Abstract

Sublingual immunotherapy (SLIT) has been used in the treatment of allergic disease for nearly 30 years and is prescribed at least as frequently as subcutaneous immunotherapy (SCIT). Several large U.S. clinical trials using single allergen tablets (grass and ragweed) or extract solution (ragweed) have met their primary clinical efficacy outcome. In December, 2013 the Federal Drug Administration (FDA) Allergenic Products Advisory Committee favorably reviewed two grass tablet product formulations; the FDA usually follows the recommendations of their advisory committees. Industry-sponsored and investigator-initiated aeroallergen SLIT clinical trials conducted in the United States are the focus of this article. To provide a basis for evaluation of this treatment, SLIT mechanisms, pharmacokinetics, efficacy as reported in systematic reviews, and safety are also discussed.

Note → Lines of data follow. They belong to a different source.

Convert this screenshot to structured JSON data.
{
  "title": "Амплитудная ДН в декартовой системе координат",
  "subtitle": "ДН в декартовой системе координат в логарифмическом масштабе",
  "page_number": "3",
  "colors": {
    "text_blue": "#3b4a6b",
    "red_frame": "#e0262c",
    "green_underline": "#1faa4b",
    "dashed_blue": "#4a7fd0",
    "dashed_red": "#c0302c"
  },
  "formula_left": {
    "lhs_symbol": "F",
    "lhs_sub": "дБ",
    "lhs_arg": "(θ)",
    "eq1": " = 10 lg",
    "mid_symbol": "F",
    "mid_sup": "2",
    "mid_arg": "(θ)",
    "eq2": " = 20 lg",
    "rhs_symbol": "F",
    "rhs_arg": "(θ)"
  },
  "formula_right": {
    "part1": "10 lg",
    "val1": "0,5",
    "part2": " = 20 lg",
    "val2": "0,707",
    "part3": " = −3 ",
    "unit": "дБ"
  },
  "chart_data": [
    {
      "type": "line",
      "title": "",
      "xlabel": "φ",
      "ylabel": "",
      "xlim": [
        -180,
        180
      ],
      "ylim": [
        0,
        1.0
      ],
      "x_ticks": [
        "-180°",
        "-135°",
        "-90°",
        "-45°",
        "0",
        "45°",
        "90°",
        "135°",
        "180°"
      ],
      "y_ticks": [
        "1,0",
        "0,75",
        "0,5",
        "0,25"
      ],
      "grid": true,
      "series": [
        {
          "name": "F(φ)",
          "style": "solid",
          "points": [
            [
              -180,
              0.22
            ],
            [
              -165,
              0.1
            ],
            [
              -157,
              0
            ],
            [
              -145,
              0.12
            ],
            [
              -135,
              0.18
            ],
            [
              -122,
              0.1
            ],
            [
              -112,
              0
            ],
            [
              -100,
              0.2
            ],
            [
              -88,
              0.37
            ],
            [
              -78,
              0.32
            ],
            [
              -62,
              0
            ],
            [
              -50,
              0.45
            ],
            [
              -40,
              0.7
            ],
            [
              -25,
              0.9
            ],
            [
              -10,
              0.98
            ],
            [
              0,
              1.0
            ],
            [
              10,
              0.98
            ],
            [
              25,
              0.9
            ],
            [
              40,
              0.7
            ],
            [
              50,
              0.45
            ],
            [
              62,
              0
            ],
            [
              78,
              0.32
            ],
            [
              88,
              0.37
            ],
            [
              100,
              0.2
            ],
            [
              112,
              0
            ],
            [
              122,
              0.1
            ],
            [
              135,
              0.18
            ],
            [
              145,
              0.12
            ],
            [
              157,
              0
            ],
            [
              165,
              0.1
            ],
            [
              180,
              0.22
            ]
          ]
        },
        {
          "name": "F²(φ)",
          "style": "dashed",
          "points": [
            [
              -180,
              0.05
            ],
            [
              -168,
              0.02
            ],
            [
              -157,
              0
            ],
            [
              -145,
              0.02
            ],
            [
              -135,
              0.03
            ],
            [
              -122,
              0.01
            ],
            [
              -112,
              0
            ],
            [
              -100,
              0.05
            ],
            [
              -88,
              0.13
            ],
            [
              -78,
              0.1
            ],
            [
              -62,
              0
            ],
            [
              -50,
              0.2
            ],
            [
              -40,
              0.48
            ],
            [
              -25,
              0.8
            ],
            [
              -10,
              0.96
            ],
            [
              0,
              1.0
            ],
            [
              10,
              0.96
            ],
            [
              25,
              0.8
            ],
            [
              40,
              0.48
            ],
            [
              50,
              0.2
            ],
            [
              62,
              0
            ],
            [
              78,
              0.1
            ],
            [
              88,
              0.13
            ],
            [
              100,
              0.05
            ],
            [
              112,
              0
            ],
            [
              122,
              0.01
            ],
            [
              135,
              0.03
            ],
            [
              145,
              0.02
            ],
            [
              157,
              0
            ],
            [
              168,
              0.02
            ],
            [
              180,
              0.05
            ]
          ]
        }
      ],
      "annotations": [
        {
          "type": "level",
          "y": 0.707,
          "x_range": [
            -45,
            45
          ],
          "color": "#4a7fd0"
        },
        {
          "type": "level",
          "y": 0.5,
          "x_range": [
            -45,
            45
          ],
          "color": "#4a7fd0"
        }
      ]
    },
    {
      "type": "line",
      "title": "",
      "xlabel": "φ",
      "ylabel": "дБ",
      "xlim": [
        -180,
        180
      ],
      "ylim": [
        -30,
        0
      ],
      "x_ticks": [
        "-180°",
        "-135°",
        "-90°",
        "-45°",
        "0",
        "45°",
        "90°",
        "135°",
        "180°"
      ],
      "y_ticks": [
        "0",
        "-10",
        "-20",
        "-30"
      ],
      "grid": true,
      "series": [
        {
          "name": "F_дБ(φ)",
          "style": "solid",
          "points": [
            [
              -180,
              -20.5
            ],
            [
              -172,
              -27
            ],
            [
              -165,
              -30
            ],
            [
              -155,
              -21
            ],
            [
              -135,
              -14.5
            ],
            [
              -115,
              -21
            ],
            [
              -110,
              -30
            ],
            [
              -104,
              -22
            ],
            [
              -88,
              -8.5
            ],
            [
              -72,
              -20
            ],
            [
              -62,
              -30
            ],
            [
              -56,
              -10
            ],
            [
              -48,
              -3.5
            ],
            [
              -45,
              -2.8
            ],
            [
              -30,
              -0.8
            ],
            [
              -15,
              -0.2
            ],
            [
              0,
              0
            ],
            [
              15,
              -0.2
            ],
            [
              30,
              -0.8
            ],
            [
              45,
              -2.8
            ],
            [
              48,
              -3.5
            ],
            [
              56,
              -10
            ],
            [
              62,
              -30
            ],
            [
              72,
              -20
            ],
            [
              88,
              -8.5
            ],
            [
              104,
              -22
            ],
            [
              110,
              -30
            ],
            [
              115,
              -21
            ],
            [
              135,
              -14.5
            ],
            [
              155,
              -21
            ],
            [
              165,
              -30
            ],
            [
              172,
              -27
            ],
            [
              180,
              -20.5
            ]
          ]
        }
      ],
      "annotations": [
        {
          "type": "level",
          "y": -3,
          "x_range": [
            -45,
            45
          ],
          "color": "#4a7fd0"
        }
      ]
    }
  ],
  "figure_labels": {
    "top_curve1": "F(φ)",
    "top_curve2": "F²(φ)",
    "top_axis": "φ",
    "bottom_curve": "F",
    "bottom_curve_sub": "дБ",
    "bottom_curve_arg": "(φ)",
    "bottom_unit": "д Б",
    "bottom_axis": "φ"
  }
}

Practical considerations of SLIT in the clinical setting are reviewed. These include patient instructions and adherence, which appear to be as poor as SCIT. Estimated treatment costs based on U.S.-licensed allergen extract manufacturers' list prices and doses reported to be effective in studies using U.S.-licensed allergen extracts or the allergen immunotherapy practice parameters are presented. Unmet needs, which include unknown effective dose for many allergen extracts, optimal schedule (daily versus other) and timing of treatment initiation (perennial versus precoseasonal, ≥8 weeks before or just at the start of season), and whether epinephrine autoinjectors should be routinely prescribed for SLIT patients are discussed.